France
A Marcq-en-Baroeul, l’usine Carambar n’a plus le coeur à rire
Production au point mort, dialogue social « enlisé », arrêts de travail… une grève des salariés de l’usine Carambar à Marcq-en-Baroeul (Nord) contre une baisse de salaires qu’ils jugent « inacceptable » se prolonge jusqu’à faire craindre, à terme, une pénurie des célèbres caramels.
« C’est dur. On s’enlise dans un conflit depuis plusieurs semaines » souffle André Jorisse, secrétaire (FO) du CSE alors qu’un feu de palettes brûle devant l’usine historique, la seule au monde à produire, depuis 1954, l’iconique bâtonnet caramélisé.
Fin 2020, la direction a annoncé aux 112 salariés son projet de fermeture du site de Marcq-en-Baroeul, près de Lille, pour un déménagement à l’été sur la commune voisine de Bondues.
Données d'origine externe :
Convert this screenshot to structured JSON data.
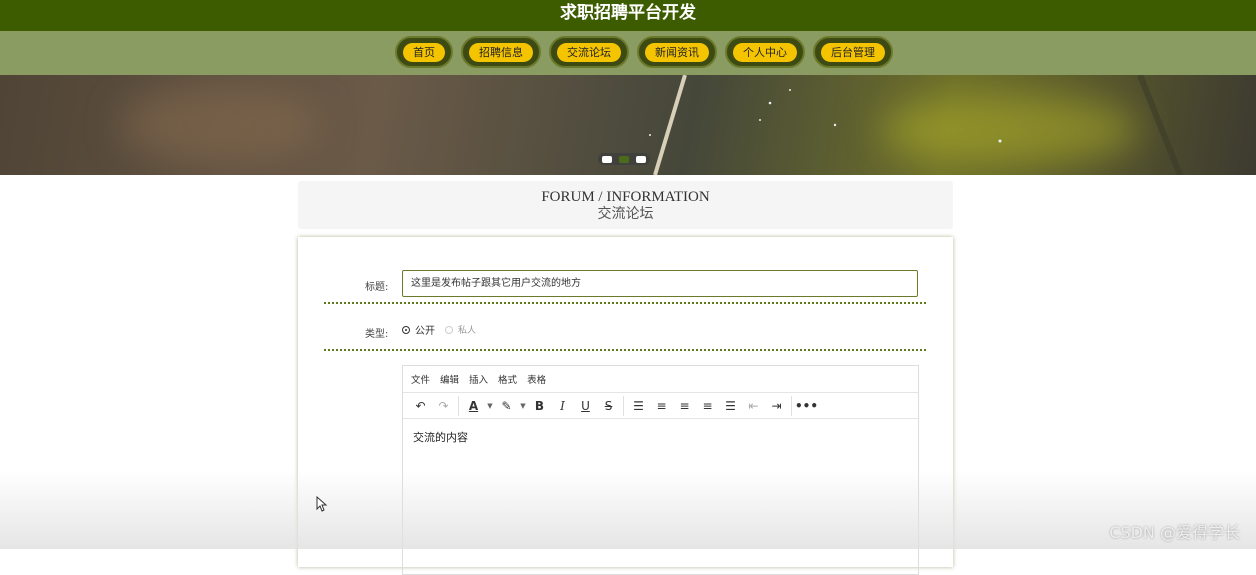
{
  "header": {
    "title": "求职招聘平台开发"
  },
  "nav": {
    "items": [
      "首页",
      "招聘信息",
      "交流论坛",
      "新闻资讯",
      "个人中心",
      "后台管理"
    ]
  },
  "banner": {
    "slides": 3,
    "active_slide": 2
  },
  "section": {
    "title_en": "FORUM / INFORMATION",
    "title_zh": "交流论坛"
  },
  "form": {
    "title_label": "标题:",
    "title_value": "这里是发布帖子跟其它用户交流的地方",
    "type_label": "类型:",
    "type_options": [
      "公开",
      "私人"
    ],
    "type_selected": "公开"
  },
  "editor": {
    "menu": [
      "文件",
      "编辑",
      "插入",
      "格式",
      "表格"
    ],
    "content": "交流的内容"
  },
  "watermark": "CSDN @爱得学长"
}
Peu après, « on a appris qu’il y avait aussi un plan de sauvegarde de l’emploi (PSE) », raconte à l’AFP David Poure, délégué syndical FO et conducteur de machines, qui travaille sur le site depuis plus de 20 ans.
Le projet prévoit 105 offres de reclassement, avec « des baisses de salaires » pouvant aller jusqu’à 25%, selon les syndicats. « On va faire exactement le même travail 8 km plus loin, donc on ne voit pas pourquoi on devrait être moins bien payés », s’étonnent-il. « On veut bien participer au projet » de déménagement « mais il ne faut pas gratter sur les salariés encore plus ».
Depuis décembre, les débrayages s’enchainent et la production est désormais totalement arrêtée. « Énormément de salariés sont en arrêt maladie. Beaucoup ne comprennent pas, restent chez eux ou viennent avec la boule au ventre. C’est incroyable », renchérit M. Jorisse.
Marché en déclin
Se disant « consciente » de l' »effort demandé aux collaborateurs », la direction justifie sa décision par la volonté de « préparer l’avenir » en regroupant son activité sur un site « plus moderne », dans une vaste zone industrielle.
En outre, « on a un vrai problème de compétitivité » et « certains niveaux de rémunération sont déconnectés du marché », explique à l’AFP Thierry Gaillard, PDG du groupe » Carambar & Co » – racheté en 2017 par le fonds d’investissements Eurazeo qui possède notamment Lutti, Krema, Michoko et Malabar.
Il rappelle que ce plan intervient dans un « marché du bonbon en déclin », une décroissance « accélérée par la crise du Covid-19 » et « une forte concurrence ».
Toutefois, « les salariés conserveront leur ancienneté » et « le salaire sera maintenu pour environ 50% des offres de reclassement. Pour les autres, ce sera un ajustement contenu, jusqu’à 15% » de baisse maximum, assure M. Gaillard, soulignant que « les négociations avec les partenaires sociaux sont en cours ».
Ces chiffres cachent « une confusion » entre « la rémunération et le salaire de base », estime l’avocat du CSE et des syndicats, Me Stéphane Ducrocq. Dans les faits, « tous les salariés ont un certain nombre de compléments de salaires qui vont, eux, baisser de 32 à 52% », soit une baisse totale de la rémunération nette pouvant aller jusqu’à 22%
Il se dit « surpris » par le rythme « insuffisant » des négociations – une réunion hebdomadaire – « alors que les salariés sont dehors ». « Quand il y a un conflit social, il faut le résoudre! En plus, tout le monde y perd », s’alarme-t-il.
« Déchirement »
La crise pourrait-elle entraîner une pénurie des confiseries à l’emballage jaune estampillé d’une blague? « Aujourd’hui, il n’y a plus rien qui sort, donc tôt ou tard, on va forcément vers une pénurie », prévient David Poure.
« On a des pistes de sortie de crise », tempère M. Gaillard, et à ce stade « la grande majorité des magasins sont encore approvisionnés ». Mais « il pourrait y avoir des ruptures » si le conflit perdure pendant « des semaines ».
Le départ du site historique de Marcq-en-Baroeul, d’où sortent chaque année 7.500 tonnes de caramels, sera dans tous les cas « un déchirement », affirme le maire (LR) de la ville Bernard Gérard.
« Il y a un vrai attachement des habitants à ce site. Marcq-en-Baroeul, c’est le Carambar! », s’exclame-t-il. Un « lancer de Carambar » était même organisé au printemps depuis une vingtaine d’années dans la ville, rappelle-t-il.